Bénéfices cérébraux liés au sport : rien ne sert de courir ?

*         PUBLIÉ LE : 25/04/2024 TEMPS DE LECTURE : 4 MIN ACTUALITÉ, SCIENCE
*
À Dijon, une équipe de recherche a confirmé qu’à l’instar de l’activité physique, la stimulation des muscles par un courant électrique induit la production d’un facteur bénéfique au fonctionnement du cerveau. En décrivant les mécanismes biologiques sous-jacents, les chercheurs ouvrent des perspectives intéressantes pour les personnes qui sont en incapacité de faire du sport.
Si nous savons tous que l’activité physique est bonne pour la santé physique, cardiovasculaire et métabolique, son intérêt pour la santé mentale et cérébrale est moins bien connu. Philippe Garnier, enseignant à l’université de Bourgogne et chercheur dans une unité Inserm, étudie les mécanismes biologiques qui expliquent le bénéfice de l’exercice sur le cerveau. Il s’intéresse particulièrement au BDNF (brain-derived neurotrophic factor), une protéine de la famille des « neurotrophines » qui favorisent la santé et le bon fonctionnement des neurones. Dans des travaux antérieurs, le chercheur et son équipe ont montré qu’un seuil minimal d’intensité physique est nécessaire pour soutenir sa production. Malheureusement, ce niveau d’activité peut être difficile, voire impossible à atteindre pour de nombreuses personnes, notamment parmi les plus âgées ou celles en situation de handicap physique. « Des séances d’électromyostimulation (EMS, ou stimulation électrique neuromusculaire), leur sont parfois proposées : elles consistent à appliquer des électrodes externes en regard des muscles, afin d’induire des contractions musculaires involontaires lorsqu’un courant les traverse. Mais le bénéfice cérébral de ces séances n’a jamais été étudié », explique le chercheur. Avec Rémi Chaney, doctorant dans son équipe, il a donc mis en place une série d’expériences pour savoir si ce substitut passif à l’activité physique pouvait lui aussi conduire à une production de BDNF. En premier lieu, un protocole d’électromyostimulation efficace au niveau musculaire a été mis au point chez des volontaires en bonne santé.

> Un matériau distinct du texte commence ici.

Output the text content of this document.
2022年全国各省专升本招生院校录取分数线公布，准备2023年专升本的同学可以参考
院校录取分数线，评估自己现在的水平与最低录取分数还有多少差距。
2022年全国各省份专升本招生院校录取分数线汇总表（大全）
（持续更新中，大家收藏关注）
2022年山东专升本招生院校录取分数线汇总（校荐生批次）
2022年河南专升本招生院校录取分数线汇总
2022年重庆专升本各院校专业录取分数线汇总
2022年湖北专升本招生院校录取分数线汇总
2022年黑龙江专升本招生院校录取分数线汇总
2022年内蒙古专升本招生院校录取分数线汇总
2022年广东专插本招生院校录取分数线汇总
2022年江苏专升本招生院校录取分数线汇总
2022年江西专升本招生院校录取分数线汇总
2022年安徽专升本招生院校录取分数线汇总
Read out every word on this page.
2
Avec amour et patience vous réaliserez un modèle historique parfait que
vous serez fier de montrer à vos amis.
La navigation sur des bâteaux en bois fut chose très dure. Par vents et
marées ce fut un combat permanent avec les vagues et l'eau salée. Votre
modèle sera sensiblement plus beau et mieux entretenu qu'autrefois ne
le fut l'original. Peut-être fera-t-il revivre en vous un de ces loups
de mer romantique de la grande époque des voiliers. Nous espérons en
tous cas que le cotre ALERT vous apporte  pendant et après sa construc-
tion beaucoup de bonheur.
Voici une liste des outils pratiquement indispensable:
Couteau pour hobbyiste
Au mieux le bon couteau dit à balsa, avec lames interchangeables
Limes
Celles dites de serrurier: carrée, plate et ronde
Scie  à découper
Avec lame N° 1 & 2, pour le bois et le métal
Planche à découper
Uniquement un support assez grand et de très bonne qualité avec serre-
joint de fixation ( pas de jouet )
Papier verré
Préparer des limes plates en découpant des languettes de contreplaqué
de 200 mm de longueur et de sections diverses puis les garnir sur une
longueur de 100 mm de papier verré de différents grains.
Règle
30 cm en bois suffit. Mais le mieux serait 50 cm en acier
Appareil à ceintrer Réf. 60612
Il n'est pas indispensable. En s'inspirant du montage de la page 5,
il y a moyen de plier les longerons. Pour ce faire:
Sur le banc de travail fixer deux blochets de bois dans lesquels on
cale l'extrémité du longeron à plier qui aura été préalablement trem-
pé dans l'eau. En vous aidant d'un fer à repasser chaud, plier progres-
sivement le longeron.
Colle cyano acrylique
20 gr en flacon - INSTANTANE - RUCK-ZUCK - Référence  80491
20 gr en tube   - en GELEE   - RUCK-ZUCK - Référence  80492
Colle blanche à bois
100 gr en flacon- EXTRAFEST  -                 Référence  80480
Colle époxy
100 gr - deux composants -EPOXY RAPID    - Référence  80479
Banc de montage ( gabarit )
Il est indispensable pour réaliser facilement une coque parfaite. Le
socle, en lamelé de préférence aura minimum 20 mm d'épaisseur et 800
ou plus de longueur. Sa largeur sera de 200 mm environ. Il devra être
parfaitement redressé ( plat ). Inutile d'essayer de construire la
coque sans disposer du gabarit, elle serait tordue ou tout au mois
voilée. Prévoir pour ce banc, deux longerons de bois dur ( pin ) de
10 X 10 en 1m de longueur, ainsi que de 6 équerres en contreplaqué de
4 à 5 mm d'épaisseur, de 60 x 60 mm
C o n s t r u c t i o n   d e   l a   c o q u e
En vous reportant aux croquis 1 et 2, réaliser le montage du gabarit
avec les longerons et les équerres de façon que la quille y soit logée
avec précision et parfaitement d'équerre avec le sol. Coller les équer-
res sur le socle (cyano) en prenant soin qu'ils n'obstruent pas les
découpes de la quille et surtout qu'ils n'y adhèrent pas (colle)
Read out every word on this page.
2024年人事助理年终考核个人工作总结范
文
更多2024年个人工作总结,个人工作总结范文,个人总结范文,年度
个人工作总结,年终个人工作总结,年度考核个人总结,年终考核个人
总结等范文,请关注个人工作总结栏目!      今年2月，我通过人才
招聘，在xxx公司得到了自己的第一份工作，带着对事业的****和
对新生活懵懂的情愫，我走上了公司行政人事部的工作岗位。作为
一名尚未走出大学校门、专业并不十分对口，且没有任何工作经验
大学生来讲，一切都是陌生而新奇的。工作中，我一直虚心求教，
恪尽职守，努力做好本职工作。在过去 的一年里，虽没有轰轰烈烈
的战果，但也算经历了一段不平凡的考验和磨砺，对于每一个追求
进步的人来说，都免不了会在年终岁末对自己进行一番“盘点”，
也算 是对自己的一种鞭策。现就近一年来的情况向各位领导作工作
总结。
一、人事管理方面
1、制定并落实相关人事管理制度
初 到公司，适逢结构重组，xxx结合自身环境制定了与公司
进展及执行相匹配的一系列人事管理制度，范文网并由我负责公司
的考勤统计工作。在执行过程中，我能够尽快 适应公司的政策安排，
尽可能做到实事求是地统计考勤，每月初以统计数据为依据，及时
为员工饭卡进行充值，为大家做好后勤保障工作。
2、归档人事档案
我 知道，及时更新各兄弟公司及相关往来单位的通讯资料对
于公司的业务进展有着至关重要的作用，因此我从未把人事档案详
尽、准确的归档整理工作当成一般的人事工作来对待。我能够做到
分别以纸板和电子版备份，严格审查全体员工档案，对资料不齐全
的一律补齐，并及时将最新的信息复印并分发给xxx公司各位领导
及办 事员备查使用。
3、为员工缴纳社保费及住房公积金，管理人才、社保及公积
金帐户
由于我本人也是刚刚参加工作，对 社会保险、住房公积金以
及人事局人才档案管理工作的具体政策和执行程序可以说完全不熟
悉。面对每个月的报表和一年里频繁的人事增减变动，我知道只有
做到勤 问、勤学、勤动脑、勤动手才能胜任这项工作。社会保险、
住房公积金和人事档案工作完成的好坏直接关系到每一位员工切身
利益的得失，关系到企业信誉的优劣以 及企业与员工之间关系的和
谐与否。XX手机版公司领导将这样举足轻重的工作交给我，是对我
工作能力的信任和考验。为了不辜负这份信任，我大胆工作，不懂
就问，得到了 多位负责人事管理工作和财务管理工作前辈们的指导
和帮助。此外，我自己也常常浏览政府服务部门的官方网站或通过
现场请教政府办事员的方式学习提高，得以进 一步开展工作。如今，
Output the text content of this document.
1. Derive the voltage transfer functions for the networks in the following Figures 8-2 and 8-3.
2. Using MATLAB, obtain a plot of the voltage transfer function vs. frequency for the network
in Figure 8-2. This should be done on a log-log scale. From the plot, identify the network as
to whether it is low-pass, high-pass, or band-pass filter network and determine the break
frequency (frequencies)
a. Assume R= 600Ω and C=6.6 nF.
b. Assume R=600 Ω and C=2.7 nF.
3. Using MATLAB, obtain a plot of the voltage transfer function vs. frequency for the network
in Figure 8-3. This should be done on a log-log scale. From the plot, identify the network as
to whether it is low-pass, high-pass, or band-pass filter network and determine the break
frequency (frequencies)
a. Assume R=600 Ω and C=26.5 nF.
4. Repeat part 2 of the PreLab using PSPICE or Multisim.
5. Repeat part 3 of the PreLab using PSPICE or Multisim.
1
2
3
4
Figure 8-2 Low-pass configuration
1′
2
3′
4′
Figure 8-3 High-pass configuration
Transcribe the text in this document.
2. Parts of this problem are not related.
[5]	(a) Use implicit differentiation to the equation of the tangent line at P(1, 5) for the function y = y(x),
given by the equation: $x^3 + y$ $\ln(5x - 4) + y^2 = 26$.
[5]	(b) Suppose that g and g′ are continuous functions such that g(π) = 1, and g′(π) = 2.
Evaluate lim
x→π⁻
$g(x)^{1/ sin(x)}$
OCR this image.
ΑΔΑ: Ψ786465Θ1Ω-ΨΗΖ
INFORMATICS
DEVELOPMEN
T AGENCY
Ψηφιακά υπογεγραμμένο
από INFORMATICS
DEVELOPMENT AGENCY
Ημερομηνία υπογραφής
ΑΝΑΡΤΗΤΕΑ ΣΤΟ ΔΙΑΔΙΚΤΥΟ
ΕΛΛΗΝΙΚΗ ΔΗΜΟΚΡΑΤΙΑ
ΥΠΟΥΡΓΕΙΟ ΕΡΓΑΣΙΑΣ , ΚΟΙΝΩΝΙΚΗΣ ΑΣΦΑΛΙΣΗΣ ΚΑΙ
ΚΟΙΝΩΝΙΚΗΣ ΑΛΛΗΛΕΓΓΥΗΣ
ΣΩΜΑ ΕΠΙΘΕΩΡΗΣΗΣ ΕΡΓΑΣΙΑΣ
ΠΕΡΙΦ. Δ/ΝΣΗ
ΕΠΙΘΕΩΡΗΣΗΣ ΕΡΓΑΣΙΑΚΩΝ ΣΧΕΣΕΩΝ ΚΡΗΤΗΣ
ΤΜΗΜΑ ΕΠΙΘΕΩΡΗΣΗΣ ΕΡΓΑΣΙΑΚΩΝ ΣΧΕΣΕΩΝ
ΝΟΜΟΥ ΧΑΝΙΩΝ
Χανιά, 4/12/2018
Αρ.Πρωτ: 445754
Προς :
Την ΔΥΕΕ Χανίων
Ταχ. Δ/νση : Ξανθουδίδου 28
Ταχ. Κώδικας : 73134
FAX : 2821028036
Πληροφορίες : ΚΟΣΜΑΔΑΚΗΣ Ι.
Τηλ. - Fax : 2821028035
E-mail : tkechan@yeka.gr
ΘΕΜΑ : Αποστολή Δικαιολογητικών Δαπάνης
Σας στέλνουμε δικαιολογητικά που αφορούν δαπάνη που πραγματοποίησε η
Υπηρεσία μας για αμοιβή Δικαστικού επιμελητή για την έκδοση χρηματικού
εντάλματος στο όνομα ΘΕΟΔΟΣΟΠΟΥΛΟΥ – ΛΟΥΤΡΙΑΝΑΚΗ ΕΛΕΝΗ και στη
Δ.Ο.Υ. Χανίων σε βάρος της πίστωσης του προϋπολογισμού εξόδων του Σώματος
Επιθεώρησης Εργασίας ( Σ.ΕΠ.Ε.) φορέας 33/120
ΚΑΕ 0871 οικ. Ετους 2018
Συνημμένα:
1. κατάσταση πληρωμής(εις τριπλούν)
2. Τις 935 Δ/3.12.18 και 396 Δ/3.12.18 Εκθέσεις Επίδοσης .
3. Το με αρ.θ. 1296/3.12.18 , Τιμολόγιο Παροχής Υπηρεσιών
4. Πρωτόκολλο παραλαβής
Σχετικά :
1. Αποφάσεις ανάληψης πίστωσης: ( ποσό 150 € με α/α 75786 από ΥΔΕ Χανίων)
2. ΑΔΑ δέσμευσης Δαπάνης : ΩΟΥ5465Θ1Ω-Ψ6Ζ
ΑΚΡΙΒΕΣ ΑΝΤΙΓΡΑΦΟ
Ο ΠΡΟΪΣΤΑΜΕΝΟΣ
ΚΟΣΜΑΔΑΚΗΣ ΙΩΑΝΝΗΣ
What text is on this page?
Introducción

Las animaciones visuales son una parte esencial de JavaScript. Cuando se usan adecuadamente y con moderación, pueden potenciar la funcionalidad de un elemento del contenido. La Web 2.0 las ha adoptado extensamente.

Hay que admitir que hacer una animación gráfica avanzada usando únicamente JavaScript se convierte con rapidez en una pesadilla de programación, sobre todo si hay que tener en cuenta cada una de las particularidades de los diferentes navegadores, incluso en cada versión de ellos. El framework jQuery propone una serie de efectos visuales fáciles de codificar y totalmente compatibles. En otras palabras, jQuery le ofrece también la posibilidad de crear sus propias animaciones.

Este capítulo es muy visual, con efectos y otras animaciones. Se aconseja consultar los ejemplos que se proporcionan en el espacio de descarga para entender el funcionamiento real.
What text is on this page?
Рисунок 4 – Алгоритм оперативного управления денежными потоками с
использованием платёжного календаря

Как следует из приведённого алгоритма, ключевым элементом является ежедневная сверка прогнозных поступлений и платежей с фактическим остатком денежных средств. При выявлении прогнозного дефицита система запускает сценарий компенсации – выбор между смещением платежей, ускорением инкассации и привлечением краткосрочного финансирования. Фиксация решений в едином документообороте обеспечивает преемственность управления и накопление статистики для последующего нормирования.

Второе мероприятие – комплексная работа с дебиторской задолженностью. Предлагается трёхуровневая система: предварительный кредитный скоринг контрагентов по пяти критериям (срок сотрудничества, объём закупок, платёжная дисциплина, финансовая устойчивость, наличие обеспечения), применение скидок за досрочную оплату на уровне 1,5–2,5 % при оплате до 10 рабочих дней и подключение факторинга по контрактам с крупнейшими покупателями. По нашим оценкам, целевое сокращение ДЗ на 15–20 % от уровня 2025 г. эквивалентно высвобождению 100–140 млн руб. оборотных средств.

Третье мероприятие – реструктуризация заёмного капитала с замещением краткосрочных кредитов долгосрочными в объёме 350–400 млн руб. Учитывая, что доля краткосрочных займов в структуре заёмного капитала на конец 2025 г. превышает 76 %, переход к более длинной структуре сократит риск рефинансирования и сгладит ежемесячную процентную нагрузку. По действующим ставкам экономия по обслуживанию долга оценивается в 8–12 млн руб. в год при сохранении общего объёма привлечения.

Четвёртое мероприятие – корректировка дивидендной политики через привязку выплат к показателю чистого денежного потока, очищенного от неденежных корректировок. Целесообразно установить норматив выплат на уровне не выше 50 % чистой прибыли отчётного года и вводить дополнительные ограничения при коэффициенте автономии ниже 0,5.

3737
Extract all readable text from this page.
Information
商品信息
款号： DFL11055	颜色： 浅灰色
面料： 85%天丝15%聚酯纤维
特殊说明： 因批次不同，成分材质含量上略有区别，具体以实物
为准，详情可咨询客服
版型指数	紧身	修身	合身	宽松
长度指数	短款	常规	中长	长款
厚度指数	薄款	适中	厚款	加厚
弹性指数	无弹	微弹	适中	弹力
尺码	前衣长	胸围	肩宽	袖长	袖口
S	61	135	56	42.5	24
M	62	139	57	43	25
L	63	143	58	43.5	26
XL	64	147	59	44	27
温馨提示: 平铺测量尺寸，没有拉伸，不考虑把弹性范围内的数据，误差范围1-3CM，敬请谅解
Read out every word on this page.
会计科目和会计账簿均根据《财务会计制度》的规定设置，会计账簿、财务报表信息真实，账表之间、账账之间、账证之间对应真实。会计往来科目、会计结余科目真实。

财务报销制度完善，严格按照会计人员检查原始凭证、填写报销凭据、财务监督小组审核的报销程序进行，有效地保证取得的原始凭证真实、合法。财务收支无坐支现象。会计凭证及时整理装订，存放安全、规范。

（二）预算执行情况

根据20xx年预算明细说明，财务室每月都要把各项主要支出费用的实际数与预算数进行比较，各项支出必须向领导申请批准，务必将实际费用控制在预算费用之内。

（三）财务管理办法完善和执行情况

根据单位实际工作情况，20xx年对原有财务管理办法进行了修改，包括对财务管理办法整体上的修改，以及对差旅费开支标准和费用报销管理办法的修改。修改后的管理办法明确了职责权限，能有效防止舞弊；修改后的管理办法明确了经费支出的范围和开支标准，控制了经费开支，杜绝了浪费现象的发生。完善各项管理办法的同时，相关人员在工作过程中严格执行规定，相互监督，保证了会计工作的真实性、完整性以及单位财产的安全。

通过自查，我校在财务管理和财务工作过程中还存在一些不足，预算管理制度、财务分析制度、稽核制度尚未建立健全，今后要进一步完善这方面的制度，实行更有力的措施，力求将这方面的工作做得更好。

Une élévation du taux de BDNF dans l’hippocampe
Les paramètres de la stimulation électrique ont été calibrés pour obtenir une activité musculaire aussi intense sur le plan biologique que celle nécessaire à la production de BDNF lors d’un exercice classique comme le jogging (rythme cardiaque, pression artérielle, saturation sanguine en oxygène). Avant et après la séance, les participants ont répondu à un questionnaire pour mesurer leur humeur et réalisé un test cognitif (test d’attention sélective de Stroop). Leurs résultats ont été comparés à ceux d’un groupe de témoins restés au repos. « Cette première étape a permis de confirmer que la séance d’électromyostimulation permet de réduire légèrement l’anxiété et d’améliorer les performances cognitives, comme nous l’observons après une séance d’activité physique », explique le chercheur. Des bénéfices qui suggèrent indirectement qu’une production de BDNF a été favorisée par l’électromyostimulation. Pour s’en assurer, le protocole a été transposé chez le rat : dans ce modèle, les chercheurs ont pu confirmer que l’électromyostimulation provoque une élévation du taux de BDNF dans l’hippocampe, une zone cérébrale essentielle à la mémoire et l’apprentissage.
« Nous savons que la production cérébrale de BDNF en réponse à l’activité physique découle de trois mécanismes complémentaires, commente Philippe Garnier. Il existe une synthèse neuronale directe, une production par la paroi interne des vaisseaux cérébraux secondaire à l’augmentation du débit sanguin local, et enfin une production de BDNF par le biais de molécules libérées dans la circulation sanguine par les muscles en contraction. Mais chez le rat soumis à la stimulation électrique, aucun des deux premiers mécanismes n’a pu être mis en évidence : il est donc probable que, dans ce contexte, l’augmentation de BDNF repose sur le métabolisme musculaire. »
Pour le confirmer, l’équipe dijonnaise a recherché des molécules qui pourraient être à l’œuvre dans ce processus. À l’issue des séances d’électromyostimulation, ils ont observé que l’élévation du taux sanguin du lactate, un des produits issus du métabolisme des muscles, était corrélé à l’augmentation de BDNF au niveau cérébral. « Par ailleurs, le taux de SIRT1, une enzyme cérébrale connue pour stimuler la production du BDNF sous l’action du lactate, était nettement augmenté quatre heures après l’électromyostimulation. »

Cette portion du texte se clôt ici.